Seed companies have become very smart in marketing leaf crops. Rather than buy one packet of one variety of leaf crop, you can now buy packets that mix them so you can grow them all together in one patch. However, even the selection of salad mixes has become an ever expanding group of seductive names like All-Star Gourmet, Encore, Mild Musclun Mix, and Wildfire, allowing you to truly enjoy a mixed to your taste salad bowl. When you pour some of the seed out into your hand, you will see the mix is usually very pretty, too, with black, white, red, and brown seeds in round, oval and thistle shapes.

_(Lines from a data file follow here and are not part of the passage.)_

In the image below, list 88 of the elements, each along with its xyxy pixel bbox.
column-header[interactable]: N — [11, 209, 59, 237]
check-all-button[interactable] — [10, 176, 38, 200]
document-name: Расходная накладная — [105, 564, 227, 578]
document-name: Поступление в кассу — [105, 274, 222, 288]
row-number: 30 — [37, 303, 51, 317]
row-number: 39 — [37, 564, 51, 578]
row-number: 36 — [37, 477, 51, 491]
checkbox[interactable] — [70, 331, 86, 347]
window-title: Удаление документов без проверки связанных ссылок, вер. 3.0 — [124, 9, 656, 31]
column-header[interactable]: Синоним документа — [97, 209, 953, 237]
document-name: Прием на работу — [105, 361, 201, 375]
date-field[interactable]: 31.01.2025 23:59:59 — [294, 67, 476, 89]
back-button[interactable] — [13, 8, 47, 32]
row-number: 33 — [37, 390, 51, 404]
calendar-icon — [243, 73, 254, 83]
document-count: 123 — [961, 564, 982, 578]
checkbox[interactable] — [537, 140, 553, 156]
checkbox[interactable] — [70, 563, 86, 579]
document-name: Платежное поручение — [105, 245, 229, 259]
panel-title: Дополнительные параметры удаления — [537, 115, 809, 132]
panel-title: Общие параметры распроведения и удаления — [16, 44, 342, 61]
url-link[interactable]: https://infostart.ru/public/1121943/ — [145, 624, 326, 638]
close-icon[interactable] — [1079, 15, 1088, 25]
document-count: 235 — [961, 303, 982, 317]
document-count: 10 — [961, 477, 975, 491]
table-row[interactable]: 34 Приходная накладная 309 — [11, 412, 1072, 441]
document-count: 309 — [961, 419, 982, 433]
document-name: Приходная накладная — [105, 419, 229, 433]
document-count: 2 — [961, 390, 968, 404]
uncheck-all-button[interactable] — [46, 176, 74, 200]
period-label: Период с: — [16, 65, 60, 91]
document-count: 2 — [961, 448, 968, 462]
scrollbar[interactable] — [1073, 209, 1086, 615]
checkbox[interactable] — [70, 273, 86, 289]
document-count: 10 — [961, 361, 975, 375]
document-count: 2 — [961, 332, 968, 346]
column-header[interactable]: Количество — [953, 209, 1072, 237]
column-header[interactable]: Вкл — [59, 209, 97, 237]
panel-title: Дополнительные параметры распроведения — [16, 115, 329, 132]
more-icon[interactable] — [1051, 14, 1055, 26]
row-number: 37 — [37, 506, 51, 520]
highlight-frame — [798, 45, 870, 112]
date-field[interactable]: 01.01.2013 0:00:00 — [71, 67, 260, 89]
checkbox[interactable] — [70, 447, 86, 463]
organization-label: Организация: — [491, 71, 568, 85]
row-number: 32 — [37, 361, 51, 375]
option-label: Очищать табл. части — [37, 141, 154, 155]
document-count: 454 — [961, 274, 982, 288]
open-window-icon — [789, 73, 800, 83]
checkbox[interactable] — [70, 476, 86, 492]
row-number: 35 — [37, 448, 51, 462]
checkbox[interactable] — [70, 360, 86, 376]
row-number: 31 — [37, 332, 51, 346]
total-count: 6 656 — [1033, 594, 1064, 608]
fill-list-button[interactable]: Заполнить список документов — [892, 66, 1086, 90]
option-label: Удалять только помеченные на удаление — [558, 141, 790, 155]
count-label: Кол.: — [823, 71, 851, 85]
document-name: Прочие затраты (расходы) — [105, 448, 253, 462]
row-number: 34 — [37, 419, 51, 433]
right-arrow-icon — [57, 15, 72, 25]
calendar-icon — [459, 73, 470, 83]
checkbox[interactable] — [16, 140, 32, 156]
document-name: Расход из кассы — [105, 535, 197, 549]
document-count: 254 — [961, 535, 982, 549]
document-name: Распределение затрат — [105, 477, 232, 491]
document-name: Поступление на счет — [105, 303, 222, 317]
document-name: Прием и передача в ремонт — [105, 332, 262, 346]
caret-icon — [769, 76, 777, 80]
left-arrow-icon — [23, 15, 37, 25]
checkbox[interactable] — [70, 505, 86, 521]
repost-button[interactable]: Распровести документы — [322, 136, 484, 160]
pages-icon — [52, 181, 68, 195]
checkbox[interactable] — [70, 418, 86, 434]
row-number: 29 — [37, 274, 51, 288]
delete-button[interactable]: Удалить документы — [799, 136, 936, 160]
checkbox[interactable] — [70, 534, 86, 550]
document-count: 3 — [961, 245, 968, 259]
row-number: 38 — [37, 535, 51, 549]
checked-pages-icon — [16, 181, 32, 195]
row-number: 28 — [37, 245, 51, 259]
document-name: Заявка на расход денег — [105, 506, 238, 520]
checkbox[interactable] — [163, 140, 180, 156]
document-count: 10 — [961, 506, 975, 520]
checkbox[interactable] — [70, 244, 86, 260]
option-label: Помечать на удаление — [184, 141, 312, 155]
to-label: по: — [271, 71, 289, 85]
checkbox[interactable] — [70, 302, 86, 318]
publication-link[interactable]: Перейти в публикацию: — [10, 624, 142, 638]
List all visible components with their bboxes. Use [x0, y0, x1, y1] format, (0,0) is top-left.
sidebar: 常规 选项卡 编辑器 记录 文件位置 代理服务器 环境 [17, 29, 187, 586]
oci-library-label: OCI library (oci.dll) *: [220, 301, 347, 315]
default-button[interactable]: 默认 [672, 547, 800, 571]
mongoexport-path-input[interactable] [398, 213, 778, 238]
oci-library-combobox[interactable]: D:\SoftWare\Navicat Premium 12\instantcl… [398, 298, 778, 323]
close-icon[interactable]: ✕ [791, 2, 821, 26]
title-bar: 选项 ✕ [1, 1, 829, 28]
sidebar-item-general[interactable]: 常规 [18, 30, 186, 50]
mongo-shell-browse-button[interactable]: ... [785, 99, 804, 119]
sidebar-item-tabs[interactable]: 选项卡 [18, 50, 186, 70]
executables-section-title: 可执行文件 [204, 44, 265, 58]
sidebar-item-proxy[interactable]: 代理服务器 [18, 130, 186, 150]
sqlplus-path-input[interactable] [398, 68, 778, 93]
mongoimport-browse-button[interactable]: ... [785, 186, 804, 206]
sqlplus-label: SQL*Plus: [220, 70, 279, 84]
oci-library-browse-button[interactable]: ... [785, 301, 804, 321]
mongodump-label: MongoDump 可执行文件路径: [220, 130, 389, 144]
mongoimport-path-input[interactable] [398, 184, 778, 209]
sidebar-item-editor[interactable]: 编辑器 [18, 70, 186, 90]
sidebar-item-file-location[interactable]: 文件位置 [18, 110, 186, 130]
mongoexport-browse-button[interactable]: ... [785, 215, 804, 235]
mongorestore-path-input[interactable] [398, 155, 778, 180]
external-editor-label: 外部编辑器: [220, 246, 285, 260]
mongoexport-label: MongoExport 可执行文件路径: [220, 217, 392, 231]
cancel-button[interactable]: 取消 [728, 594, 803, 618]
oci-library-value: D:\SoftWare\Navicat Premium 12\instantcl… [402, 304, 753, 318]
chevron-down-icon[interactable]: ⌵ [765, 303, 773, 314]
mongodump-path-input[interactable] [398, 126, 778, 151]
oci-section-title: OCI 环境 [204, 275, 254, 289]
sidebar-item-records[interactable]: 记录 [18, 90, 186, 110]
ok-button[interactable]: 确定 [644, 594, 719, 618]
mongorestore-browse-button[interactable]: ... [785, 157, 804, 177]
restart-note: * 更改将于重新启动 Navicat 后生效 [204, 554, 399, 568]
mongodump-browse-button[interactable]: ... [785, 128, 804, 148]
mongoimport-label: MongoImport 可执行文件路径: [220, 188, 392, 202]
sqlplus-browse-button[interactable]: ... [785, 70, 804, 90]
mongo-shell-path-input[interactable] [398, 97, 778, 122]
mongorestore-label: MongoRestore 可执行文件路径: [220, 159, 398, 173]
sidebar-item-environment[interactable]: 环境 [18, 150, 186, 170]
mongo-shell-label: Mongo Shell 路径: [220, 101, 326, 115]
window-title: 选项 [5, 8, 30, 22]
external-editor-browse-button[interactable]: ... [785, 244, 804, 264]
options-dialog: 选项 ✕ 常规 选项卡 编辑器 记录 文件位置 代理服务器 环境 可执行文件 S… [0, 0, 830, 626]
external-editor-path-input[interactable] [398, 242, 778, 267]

Even the greenest gardener can grow lettuce. If you don't want a vegetable garden, then grow these tender leaves in large outdoor pots filled with potting soil. The plants are very decorative until you harvest a meal's worth of leaves, but even the de-leafed plants quickly come back. Two or three 14" containers would supply your family with plenty of dinner salads. Wash the greens, roll them in a dish towel and refrigerate them so they will become crisp. Enjoy your salad days!

3 comments:

Sandra Cox said...

I liked the idea of mixed seeds in the lettuce packet.

Julia Barrett said...

I got my greens planted, but the torrential rains will not stop! I'm afraid my seeds have been washed away!

Rhobin said...

That happens, Julia, and it is so disappointing. You can really start you garden early. Mine is still under snow.